撮影した写真をSharePointに保存する
撮影した写真をSharePointリストの添付ファイルとして保存するには、Power Automateを経由する方法が確実です。Power Apps単体ではSharePointの添付ファイルAPIに直接アクセスするのが難しいためです。
Automateを使う場合の流れ
- Power AutomateでPower Appsトリガーのフローを作成
- AppsからBase64文字列に変換した画像データをフローに渡す
- フロー内でSharePointの「添付ファイルの追加」アクションで保存する
Apps側で画像をBase64に変換する数式はこうなります。
// 保存ボタンのOnSelect
FlowName.Run(
Text(Today(), "yyyy-mm-dd"),
Mid(varPhoto, Find(",", varPhoto) + 1)
)
varPhotoはデータURIスキーム(data:image/png;base64,……)の形式になっているので、カンマ以降のBase64部分だけを切り出してフローに渡します。Mid関数とFind関数の組み合わせでこれが実現できます。
ファイル名の設定
SharePointの添付ファイルとして保存するとき、ファイル名はフロー側で設定します。撮影日時をファイル名に含めると後から管理しやすくなります。フロー内で「添付ファイルの追加」アクションに次のように入力します。

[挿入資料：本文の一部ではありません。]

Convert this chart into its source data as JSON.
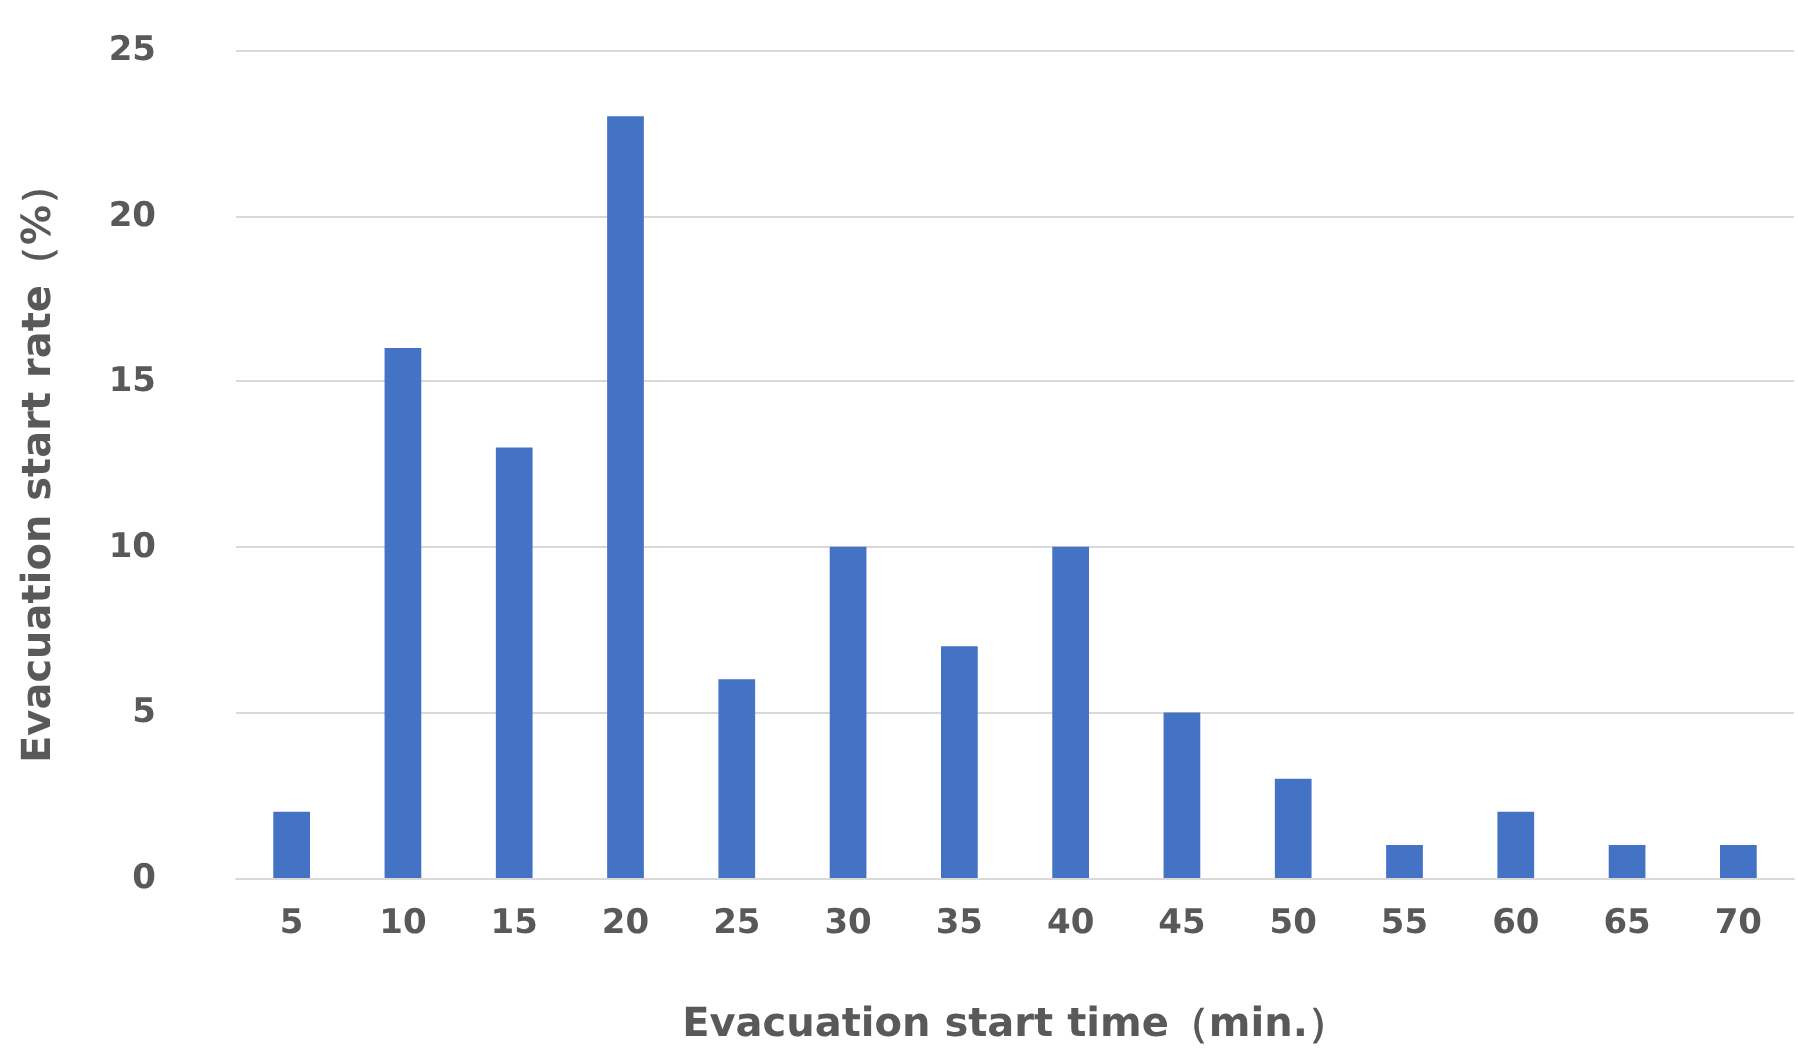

- ファイル名:@{triggerBody()?['text']}_photo.png
- ファイルコンテンツ:base64ToBinary(triggerBody()?['base64'])

SharePointのAddAttachmentで直接保存する方法
Automateを使わず、Power AppsのPatch関数とAddAttachment関数を組み合わせてSharePointリストの添付ファイルを直接操作する方法もあります。ただしAddAttachmentはレコードが既に存在していないと動かないため、先にPatchで新規レコードを作成してからAddAttachmentで添付する、という手順になります。
// まずレコードを作成
Patch(記録リスト, Defaults(記録リスト), {タイトル: TextInput1.Text});
// 作成したレコードのIDを取得してから添付
AddAttachment(
記録リスト,
Last(Sort(記録リスト, ID, Descending)).ID,
"photo.png",
varPhoto
)
このやり方は処理がシンプルですが、最後のレコードIDを取る部分がやや不安定です。Automateを経由するほうが確実なケースが多いので、個人的にはAutomate経由を選びがちです。
実装時の注意点
カメラ権限の確認
スマホやタブレットでカメラを使うには、アプリにカメラへのアクセス権限を付与する必要があります。初回実行時にOSからカメラ使用の許可を求めるダイアログが表示されます。企業のモバイル管理(MDM)環境では事前に権限設定が必要なこともあります。
画像のサイズに注意
スマホのカメラで撮影すると数MBの画像になることがあります。SharePointの添付ファイルの上限は既定で250MBですが、大きすぎるとフローのタイムアウトやAppsの動作遅延の原因になります。カメラコントロールのResolutionプロパティを下げるか、Medium程度に設定しておくと扱いやすくなります。
SharePointへの書き込み全般については、こちらの記事も参考にしてください。
→ Power AppsでSharePointリストのデータを読み書きする——基本のCRUDパターン
まとめ
Power Appsのカメラコントロールは、Camera1.PhotoにBase64の画像データが入ります。SharePointへの保存はAutomate経由が確実で、Base64データをフローに渡してSharePointの「添付ファイルの追加」アクションで保存する流れが定番です。
写真撮影→即記録という流れは、点検や現場業務のアプリに特に効果的です。紙の記録票をなくしてスマホ1台で完結できるようになると、現場からの反響が大きいですよ。ぜひ試してみてください。